The next task was to create/implement a program that recognized animals in a given picture. It sounds complicated, because it is and it’s something that top tech companies like Google and Microsoft are still trying to nail down. Luckily, there exists an amazing tool called Caffe that does exactly what I was looking for. It’s a convolutional neural network that takes in “training data” in order to learn to classify things. It even came with a default training dataset called Model Zoo, could you guess what it does? It recognizes animals in pictures!

Much like with OpenCV, Caffe also needed a time-consuming setup. Installing it was very similar to OpenCV but it felt easier, because I had learned where to look for answers and how to troubleshoot better.

It’s alive! I told myself when it was able to recognize an image of a deer as a gazelle. It worked, however it’s nowhere near perfect. It works well with nice photos, but not all the pictures that we have are good shots, especially because they are motion triggered, so often they are blurred, or pixelated because the lack of light to name a few issues. All these distortions make the program misinterpret animals, for example it recognized a bobcat that was far away as an armadillo and a bird as an impala (no idea how that happened). Currently I am in the process of narrowing down the choices that the model has to recognize.
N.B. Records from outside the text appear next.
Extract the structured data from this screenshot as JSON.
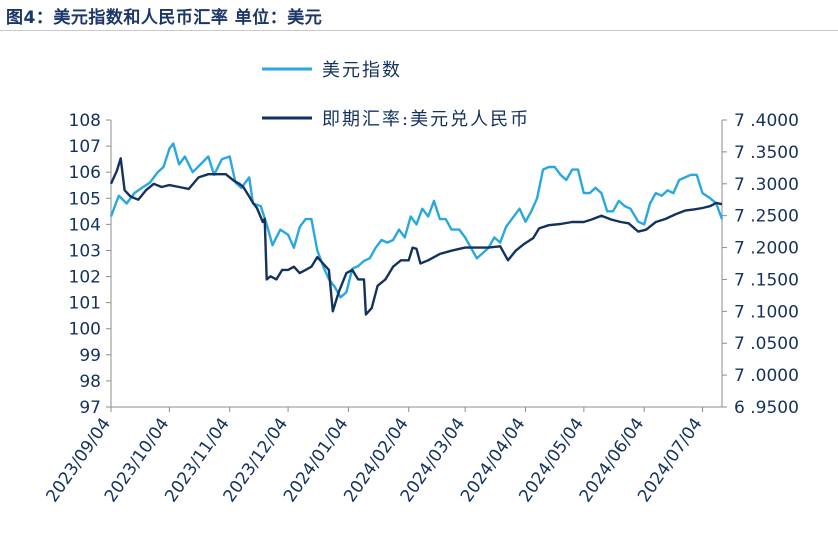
{
  "page_title": "图4：美元指数和人民币汇率 单位：美元",
  "chart_data": {
    "type": "line",
    "title": "",
    "xlabel": "",
    "ylabel": "",
    "dual_axis": true,
    "legend_placement": "top-center",
    "grid": false,
    "x_ticks": [
      "2023/09/04",
      "2023/10/04",
      "2023/11/04",
      "2023/12/04",
      "2024/01/04",
      "2024/02/04",
      "2024/03/04",
      "2024/04/04",
      "2024/05/04",
      "2024/06/04",
      "2024/07/04"
    ],
    "x_range": [
      "2023-09-04",
      "2024-07-14"
    ],
    "ylim_left": [
      97,
      108
    ],
    "y_ticks_left": [
      "97",
      "98",
      "99",
      "100",
      "101",
      "102",
      "103",
      "104",
      "105",
      "106",
      "107",
      "108"
    ],
    "ylim_right": [
      6.95,
      7.4
    ],
    "y_ticks_right": [
      "6.9500",
      "7.0000",
      "7.0500",
      "7.1000",
      "7.1500",
      "7.2000",
      "7.2500",
      "7.3000",
      "7.3500",
      "7.4000"
    ],
    "series": [
      {
        "name": "美元指数",
        "axis": "left",
        "color": "#29a8e0",
        "points": [
          [
            "2023-09-04",
            104.3
          ],
          [
            "2023-09-08",
            105.1
          ],
          [
            "2023-09-12",
            104.8
          ],
          [
            "2023-09-16",
            105.2
          ],
          [
            "2023-09-20",
            105.4
          ],
          [
            "2023-09-24",
            105.6
          ],
          [
            "2023-09-28",
            106.0
          ],
          [
            "2023-10-01",
            106.2
          ],
          [
            "2023-10-04",
            106.9
          ],
          [
            "2023-10-06",
            107.1
          ],
          [
            "2023-10-09",
            106.3
          ],
          [
            "2023-10-12",
            106.6
          ],
          [
            "2023-10-16",
            106.0
          ],
          [
            "2023-10-20",
            106.3
          ],
          [
            "2023-10-24",
            106.6
          ],
          [
            "2023-10-27",
            105.9
          ],
          [
            "2023-10-31",
            106.5
          ],
          [
            "2023-11-04",
            106.6
          ],
          [
            "2023-11-07",
            105.6
          ],
          [
            "2023-11-10",
            105.4
          ],
          [
            "2023-11-14",
            105.8
          ],
          [
            "2023-11-16",
            104.8
          ],
          [
            "2023-11-20",
            104.7
          ],
          [
            "2023-11-23",
            104.0
          ],
          [
            "2023-11-26",
            103.2
          ],
          [
            "2023-11-30",
            103.8
          ],
          [
            "2023-12-04",
            103.6
          ],
          [
            "2023-12-07",
            103.1
          ],
          [
            "2023-12-10",
            103.9
          ],
          [
            "2023-12-13",
            104.2
          ],
          [
            "2023-12-16",
            104.2
          ],
          [
            "2023-12-19",
            103.0
          ],
          [
            "2023-12-22",
            102.4
          ],
          [
            "2023-12-25",
            101.9
          ],
          [
            "2023-12-28",
            101.6
          ],
          [
            "2023-12-31",
            101.2
          ],
          [
            "2024-01-03",
            101.4
          ],
          [
            "2024-01-06",
            102.3
          ],
          [
            "2024-01-09",
            102.4
          ],
          [
            "2024-01-12",
            102.6
          ],
          [
            "2024-01-15",
            102.7
          ],
          [
            "2024-01-18",
            103.1
          ],
          [
            "2024-01-21",
            103.4
          ],
          [
            "2024-01-24",
            103.3
          ],
          [
            "2024-01-27",
            103.4
          ],
          [
            "2024-01-30",
            103.8
          ],
          [
            "2024-02-02",
            103.5
          ],
          [
            "2024-02-05",
            104.3
          ],
          [
            "2024-02-08",
            104.0
          ],
          [
            "2024-02-11",
            104.6
          ],
          [
            "2024-02-14",
            104.3
          ],
          [
            "2024-02-17",
            104.9
          ],
          [
            "2024-02-20",
            104.2
          ],
          [
            "2024-02-23",
            104.2
          ],
          [
            "2024-02-26",
            103.8
          ],
          [
            "2024-03-01",
            103.8
          ],
          [
            "2024-03-04",
            103.5
          ],
          [
            "2024-03-07",
            103.1
          ],
          [
            "2024-03-10",
            102.7
          ],
          [
            "2024-03-13",
            102.9
          ],
          [
            "2024-03-16",
            103.1
          ],
          [
            "2024-03-19",
            103.5
          ],
          [
            "2024-03-22",
            103.3
          ],
          [
            "2024-03-25",
            103.9
          ],
          [
            "2024-03-28",
            104.2
          ],
          [
            "2024-04-01",
            104.6
          ],
          [
            "2024-04-04",
            104.1
          ],
          [
            "2024-04-07",
            104.5
          ],
          [
            "2024-04-10",
            105.0
          ],
          [
            "2024-04-13",
            106.1
          ],
          [
            "2024-04-16",
            106.2
          ],
          [
            "2024-04-19",
            106.2
          ],
          [
            "2024-04-22",
            105.9
          ],
          [
            "2024-04-25",
            105.7
          ],
          [
            "2024-04-28",
            106.1
          ],
          [
            "2024-05-01",
            106.1
          ],
          [
            "2024-05-04",
            105.2
          ],
          [
            "2024-05-07",
            105.2
          ],
          [
            "2024-05-10",
            105.4
          ],
          [
            "2024-05-13",
            105.2
          ],
          [
            "2024-05-16",
            104.5
          ],
          [
            "2024-05-19",
            104.5
          ],
          [
            "2024-05-22",
            104.9
          ],
          [
            "2024-05-25",
            104.7
          ],
          [
            "2024-05-28",
            104.6
          ],
          [
            "2024-06-01",
            104.1
          ],
          [
            "2024-06-04",
            104.0
          ],
          [
            "2024-06-07",
            104.8
          ],
          [
            "2024-06-10",
            105.2
          ],
          [
            "2024-06-13",
            105.1
          ],
          [
            "2024-06-16",
            105.3
          ],
          [
            "2024-06-19",
            105.2
          ],
          [
            "2024-06-22",
            105.7
          ],
          [
            "2024-06-25",
            105.8
          ],
          [
            "2024-06-28",
            105.9
          ],
          [
            "2024-07-01",
            105.9
          ],
          [
            "2024-07-04",
            105.2
          ],
          [
            "2024-07-08",
            105.0
          ],
          [
            "2024-07-11",
            104.8
          ],
          [
            "2024-07-14",
            104.2
          ]
        ]
      },
      {
        "name": "即期汇率:美元兑人民币",
        "axis": "right",
        "color": "#14325f",
        "points": [
          [
            "2023-09-04",
            7.3
          ],
          [
            "2023-09-07",
            7.32
          ],
          [
            "2023-09-09",
            7.34
          ],
          [
            "2023-09-11",
            7.29
          ],
          [
            "2023-09-14",
            7.28
          ],
          [
            "2023-09-18",
            7.275
          ],
          [
            "2023-09-22",
            7.29
          ],
          [
            "2023-09-26",
            7.3
          ],
          [
            "2023-09-30",
            7.295
          ],
          [
            "2023-10-04",
            7.298
          ],
          [
            "2023-10-09",
            7.295
          ],
          [
            "2023-10-14",
            7.292
          ],
          [
            "2023-10-19",
            7.31
          ],
          [
            "2023-10-24",
            7.315
          ],
          [
            "2023-10-29",
            7.315
          ],
          [
            "2023-11-02",
            7.315
          ],
          [
            "2023-11-06",
            7.305
          ],
          [
            "2023-11-09",
            7.3
          ],
          [
            "2023-11-11",
            7.295
          ],
          [
            "2023-11-14",
            7.28
          ],
          [
            "2023-11-16",
            7.27
          ],
          [
            "2023-11-18",
            7.262
          ],
          [
            "2023-11-21",
            7.24
          ],
          [
            "2023-11-22",
            7.245
          ],
          [
            "2023-11-23",
            7.15
          ],
          [
            "2023-11-25",
            7.155
          ],
          [
            "2023-11-28",
            7.15
          ],
          [
            "2023-12-01",
            7.165
          ],
          [
            "2023-12-04",
            7.165
          ],
          [
            "2023-12-07",
            7.17
          ],
          [
            "2023-12-10",
            7.16
          ],
          [
            "2023-12-13",
            7.165
          ],
          [
            "2023-12-16",
            7.17
          ],
          [
            "2023-12-19",
            7.185
          ],
          [
            "2023-12-22",
            7.175
          ],
          [
            "2023-12-25",
            7.165
          ],
          [
            "2023-12-27",
            7.1
          ],
          [
            "2023-12-30",
            7.13
          ],
          [
            "2024-01-03",
            7.16
          ],
          [
            "2024-01-06",
            7.165
          ],
          [
            "2024-01-09",
            7.15
          ],
          [
            "2024-01-12",
            7.15
          ],
          [
            "2024-01-13",
            7.095
          ],
          [
            "2024-01-16",
            7.105
          ],
          [
            "2024-01-19",
            7.14
          ],
          [
            "2024-01-23",
            7.15
          ],
          [
            "2024-01-27",
            7.17
          ],
          [
            "2024-01-31",
            7.18
          ],
          [
            "2024-02-04",
            7.18
          ],
          [
            "2024-02-06",
            7.2
          ],
          [
            "2024-02-08",
            7.198
          ],
          [
            "2024-02-10",
            7.175
          ],
          [
            "2024-02-14",
            7.18
          ],
          [
            "2024-02-20",
            7.19
          ],
          [
            "2024-02-26",
            7.195
          ],
          [
            "2024-03-04",
            7.2
          ],
          [
            "2024-03-10",
            7.2
          ],
          [
            "2024-03-16",
            7.2
          ],
          [
            "2024-03-22",
            7.202
          ],
          [
            "2024-03-26",
            7.18
          ],
          [
            "2024-03-30",
            7.195
          ],
          [
            "2024-04-03",
            7.205
          ],
          [
            "2024-04-08",
            7.215
          ],
          [
            "2024-04-11",
            7.23
          ],
          [
            "2024-04-16",
            7.235
          ],
          [
            "2024-04-22",
            7.237
          ],
          [
            "2024-04-28",
            7.24
          ],
          [
            "2024-05-04",
            7.24
          ],
          [
            "2024-05-08",
            7.244
          ],
          [
            "2024-05-13",
            7.25
          ],
          [
            "2024-05-18",
            7.244
          ],
          [
            "2024-05-23",
            7.24
          ],
          [
            "2024-05-27",
            7.238
          ],
          [
            "2024-06-01",
            7.225
          ],
          [
            "2024-06-05",
            7.228
          ],
          [
            "2024-06-10",
            7.24
          ],
          [
            "2024-06-15",
            7.245
          ],
          [
            "2024-06-20",
            7.252
          ],
          [
            "2024-06-25",
            7.258
          ],
          [
            "2024-06-30",
            7.26
          ],
          [
            "2024-07-04",
            7.262
          ],
          [
            "2024-07-08",
            7.265
          ],
          [
            "2024-07-11",
            7.27
          ],
          [
            "2024-07-14",
            7.268
          ]
        ]
      }
    ]
  }
}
For example, we don’t have gazelles in California so if an animal is identified as a gazelle, it’s probably a deer.

I also started working on moving my scripts to remote servers so I can leave my program running as long as it takes for however many pictures there are – we currently have 900,00. However, the remote servers run CentOS, which is a different version of Linux, so I will spend the next few days on StackOverflow trying to install everything on a different system.

Let’s see where the command line takes me.